We must listen. As we enter this decisive decade where we work to cut emissions and protect and restore ecosystems, UNEP Young Champions demonstrate that all of us can contribute, starting where we are with what we have. Every single act for nature counts, and we need the entire spectrum of humanity to share this global responsibility and this profound opportunity, Andersen said.
Takachar buys rice husks, straw, and coconut shells from farmers and turns them into charcoal, saving the debris from the fires, which are also a driver of climate change. Since Takachar was launched in 2018, Mohan and its co-founder Kevin Kung have worked with about 4,500 farmers and processed 3,000 tonnes of crops, UNEP said.
Mark Radka, chief of the energy and climate branch at UNEP’s Economy Division, said the open burning of agricultural residues is a big source of air pollution in many parts of the world and Takachar’s innovative technology can help farmers turn what is currently thought of as waste into a valuable resource while helping clean up our environment.

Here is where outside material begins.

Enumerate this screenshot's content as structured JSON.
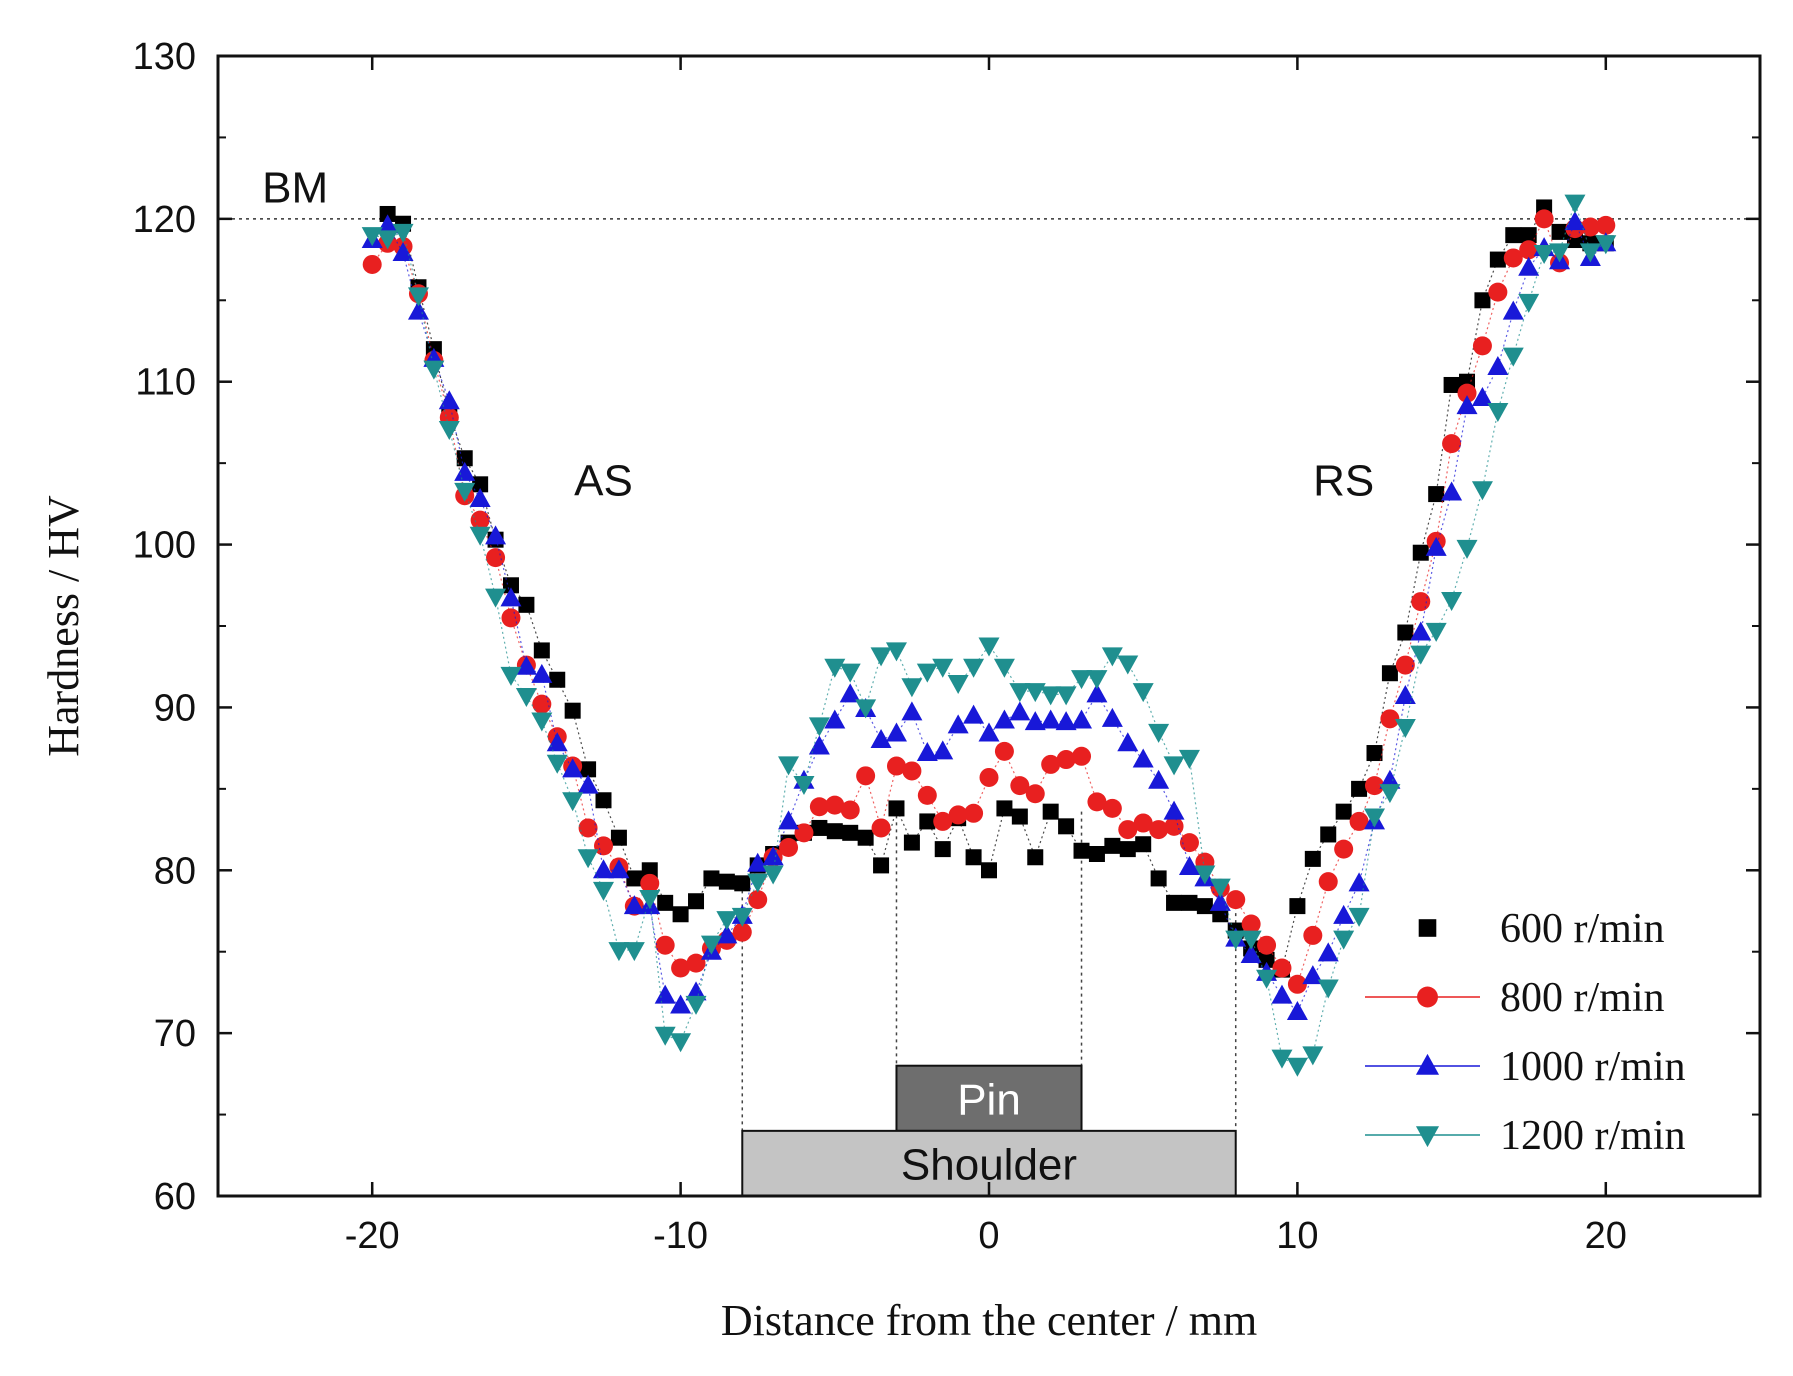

Slowly and gradually all funding streams available and support services are turning towards sustainability. Companies are going to lose if they don’t become sustainable in the long run, Mohan, a 2019 Echoing Green Fellow and a 2020 Forbes 30 Under 30 awardee, said.
By deploying small-scale, low-cost portable biomass upgrading equipment, Takachar enables rural farmers to earn 40 per cent more by converting their crop residues into fuels, fertilisers and value-added chemicals like activated carbon (AC) on-site.
By choosing activated carbon (AC) as the starting market, Takachar brings this value chain to the doorstep of farmers and hence reduces air pollution associated with crop residue burning, while ensuring a stable, renewable, pollution free and financially lucrative raw material supply for the AC industry vs. Traditional fossil based sources.
By 2030, Takachar will impact 300 million farmers affected by this problem, create USD 4 billion/year equivalent in additional rural income and jobs, and mitigate one gigaton/year of CO2 equivalent, UNEP added.
This year’s Young Champions were selected by a global jury of experts following a competitive public nomination. Each will receive $10,000 in seed funding and tailored training to help scale up their ideas. The Young Champions of the Earth prize is awarded every year to seven entrepreneurs under the age of 30 with bold ideas for sustainable environmental change.
The other awardees are 29-year-old Nzambi Matee from Kenya, a materials engineer and head of Gjenge Makers, which produces sustainable low-cost construction materials made of recycled plastic waste and sand; 29-year old Xiaoyuan Ren from China who leads MyH2O, a data platform that tests and records the quality of groundwater across a thousand villages in rural China into an app so residents know where to find clean water.
Lefteris Arapakis, 26, from Greece founded the start-up Enaleia, through which the team trains, empowers and incentivises the local fishing community to collect plastic from the sea, allowing both fish stocks and the ecosystem to recover; 30-year old Max Hidalgo Quinto from Peru founded Yawa, building portable wind turbines that harvest up to 300 litres of water per day from atmospheric humidity and mist.
Niria Alicia Garcia, 28, from the US coordinates – alongside a community of indigenous activists – the annual Run 4 Salmon event using virtual reality to bring to life the historical journey of the Sacramento chinook salmon along California’s largest watershed, raising awareness of this invaluable ecosystem, the species and people it supports; 24-year old Fatemah Alzelzela from Kuwait started Eco Star, a non-profit recycling initiative that exchanges trees and plants for waste from homes, schools and businesses in Kuwait.